A man walks out of The Auburn Family

A man walks out of The Auburn Family Residence, a shelter for homeless families and individuals on February 21, 2014 in Fort Greene. Photo Credit: Getty/Spencer Platt

The ranks of the city's homeless have swollen to all-time highs, according to a new report, which praised Mayor Bill de Blasio's efforts to curtail the crisis, but called for more aggressive actions by both City Hall and Albany to stop it.

The loss of affordable housing in the city has had particularly dire consequences for African-American and Latino children, with 6% of all African American children and 2.9% of all Latino children having slept in a city shelter in 2014, according to "State of the Homeless 2015," the new report issued by Coalition for the Homeless.

About 60,600 people, including more than 25,400 children -- sleep in a municipal shelter each night -- the highest number in city history. About 116,000 different New Yorkers -- including 42,000 children -- spent at least one night last year in the shelter system. The number of homeless children in the city has quintupled since 1983 and the number of homeless people in shelters each night last year rose 13% from the year before.

The incessant loss of affordable housing and a rising tide of evictions -- which increased from 21,945 in 2005 to 26,857 in 2014 -- and "the legacy of disastrous Bloomberg-era homeless policies" are to blame for the burgeoning population, according to the report.
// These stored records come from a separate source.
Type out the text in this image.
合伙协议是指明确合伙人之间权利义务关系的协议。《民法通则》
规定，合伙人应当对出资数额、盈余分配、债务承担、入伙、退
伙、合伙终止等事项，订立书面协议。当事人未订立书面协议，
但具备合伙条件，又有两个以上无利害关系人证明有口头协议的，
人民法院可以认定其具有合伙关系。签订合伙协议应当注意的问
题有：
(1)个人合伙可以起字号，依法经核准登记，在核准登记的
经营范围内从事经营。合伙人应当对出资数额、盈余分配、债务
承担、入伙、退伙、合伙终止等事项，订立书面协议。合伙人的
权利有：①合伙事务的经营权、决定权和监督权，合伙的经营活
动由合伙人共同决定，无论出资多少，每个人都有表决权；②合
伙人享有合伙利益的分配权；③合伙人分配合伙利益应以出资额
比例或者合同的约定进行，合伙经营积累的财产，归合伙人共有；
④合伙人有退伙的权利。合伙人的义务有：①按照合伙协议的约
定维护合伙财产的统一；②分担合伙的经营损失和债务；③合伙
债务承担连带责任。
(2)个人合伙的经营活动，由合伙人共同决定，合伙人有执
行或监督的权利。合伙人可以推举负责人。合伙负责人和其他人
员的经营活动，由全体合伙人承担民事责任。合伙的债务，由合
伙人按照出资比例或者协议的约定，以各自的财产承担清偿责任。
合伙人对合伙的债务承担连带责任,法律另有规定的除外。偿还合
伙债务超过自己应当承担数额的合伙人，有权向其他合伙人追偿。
The mayor's plan to reduce homelessness should result in a shelter population decline of 40%, said the Coalition. Still, the group called on de Blasio to allocate more public housing apartments -- at least 2,500 a year -- to homeless families.

The coalition also wants de Blasio to designate a minimum of 10% of all new housing created or preserved in his 10-year, 200,000-unit housing plan for homeless people. Too, Gov. Andrew Cuomo must enhance rental assistance programs and fully fund the State's share of an agreement to create 30,000 units of supportive housing for homeless New Yorkers with special needs, the coalition said.